Specialised elements
Open & Close Keyword
Parentheses are quite common in expressions. They are often embedded in each other. Embedding is a nasty problem of interpreters, as (a * (b + c))
would logically be evaluated with (b + c)
first, and the rest afterwards.
But, an algorithm, by default, would interpret things linearly, disregarding the semantics: (a * (b + c))
would be the match for the first if statement, with a totally invalid a * (b + c
data, until the first match.
This, of course, needs to be solved, but it’s not that easy as it first looks! Some edge cases would not work unless we somehow try to connect them together. For this reason, I added two special elements: OpenKeyword
and CloseKeyword
. These work exactly the same way as normal Keyword
s do, but add a bit more semantics to the framework: these two should be connected together, and therefore embedding them should not be a problem as they come in pairs.
The previous parentheses statement should - correctly - look like this:
Function(OpenVariable<String>("lhs") + Keyword("+") + CloseVariable<String>("rhs")) { arguments,_,_ in
guard let lhs = arguments["lhs"] as? String, let rhs = arguments["rhs"] as? String else { return nil }
return lhs + rhs
}
By using the OpenKeyword
and CloseKeyword
types, these become connected, so embedding parentheses in an expression shouldn’t be a problem.
After this match is defined, they can be embedded in each other as deeply as needed.
Multiple Patterns in one Function
This is a rarely used pattern, but Function
s consists of an array of Pattern
elements.
Usually, one Function
does only one operation. Unless this is true, grouping multiple Pattern
s into one Function
allows semantical grouping of opeartors.
For example a Boolean negation can be expressed in multiple ways: not(true)
or !true
. In this case, semantically both expressions do the same thing, therefore it might be a good practice to use one Function
with two Pattern
s for this.
Context
You can also pass contextual values, which - for now - equal to variables.
expression.evaluate("1 + var", context: Context(variables: ["var": 2]))
The reason that the variables are encapsulated in a context is that context is a class, while variables are mutable var
struct properties on that object.

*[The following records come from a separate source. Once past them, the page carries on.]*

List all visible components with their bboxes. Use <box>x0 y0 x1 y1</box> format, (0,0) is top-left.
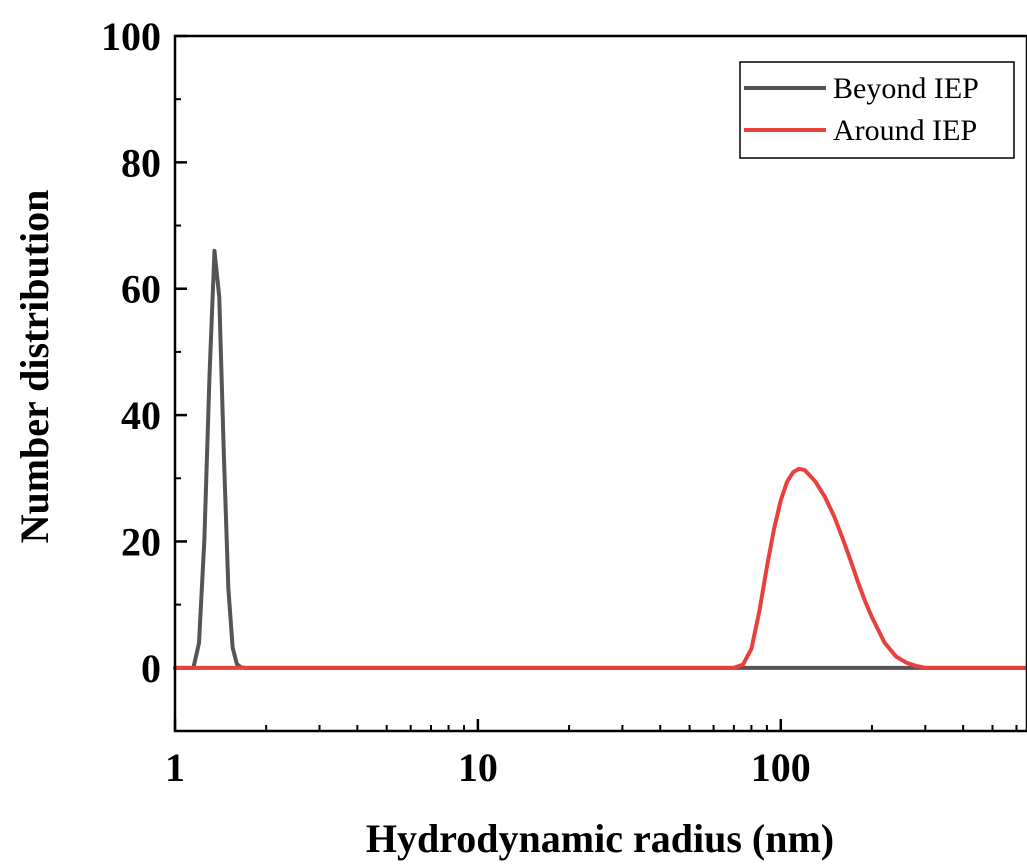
x-tick-label-100: 100 <box>751 745 811 790</box>
ticks-layer: 0 20 40 60 80 100 1 10 100 <box>101 14 1018 790</box>
y-axis-title: Number distribution <box>12 190 57 544</box>
series-layer <box>173 248 1027 670</box>
legend-label-beyond-iep: Beyond IEP <box>833 72 979 105</box>
y-tick-label-0: 0 <box>141 646 161 691</box>
x-tick-label-1: 1 <box>165 745 185 790</box>
y-tick-label-40: 40 <box>121 393 161 438</box>
legend: Beyond IEP Around IEP <box>739 61 1015 159</box>
legend-box <box>739 61 1015 159</box>
series-line-around-iep <box>173 466 1027 670</box>
y-tick-label-80: 80 <box>121 140 161 185</box>
legend-label-around-iep: Around IEP <box>833 114 977 147</box>
x-axis-title: Hydrodynamic radius (nm) <box>366 816 834 861</box>
y-tick-label-100: 100 <box>101 14 161 59</box>
x-tick-label-10: 10 <box>458 745 498 790</box>
y-tick-label-60: 60 <box>121 267 161 312</box>
series-line-beyond-iep <box>173 248 1027 670</box>
y-tick-label-20: 20 <box>121 519 161 564</box>
plot-frame <box>173 34 1027 733</box>
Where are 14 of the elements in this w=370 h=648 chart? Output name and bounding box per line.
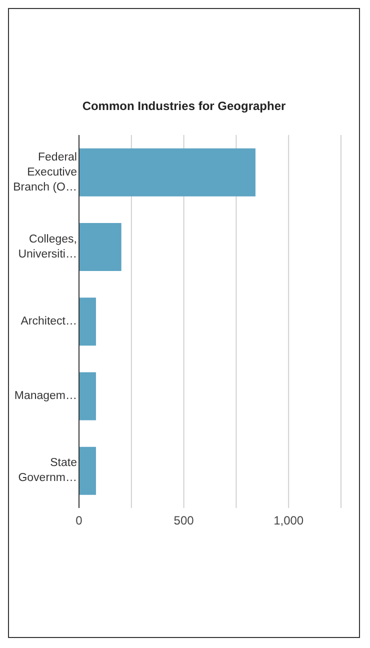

With this construction the context reference can be passed around to multiple interpreter instances, but keeps the copy-on-write (🐮) behaviour of the modification.
Context defined during the initialisation apply to every evaluation performed with the given interpreter, while the ones passed to the evaluate
method only apply to that specific expression instance.
If some patterns modify the context, they have the option to modify the general context (for long term settings, such as value++
), or the local one (for example, the interation variable of a for
loop).
Order of statements define precedence
The earlier a pattern is represent in the array of functions
, the higher precedence it gets.
Practically, if there is an addition function and a multiplication one, the multiplication should be defined earlier (as it has higher precedence), because both are going to match the following expression:
1 * 2 + 3
, but if addition goes first, then the evaluation would process 1 * 2
on lhs
and 3
on rhs
, which - of course - is incorrect.
Typically, parentheses and higher precedence operators should go earlier in the array.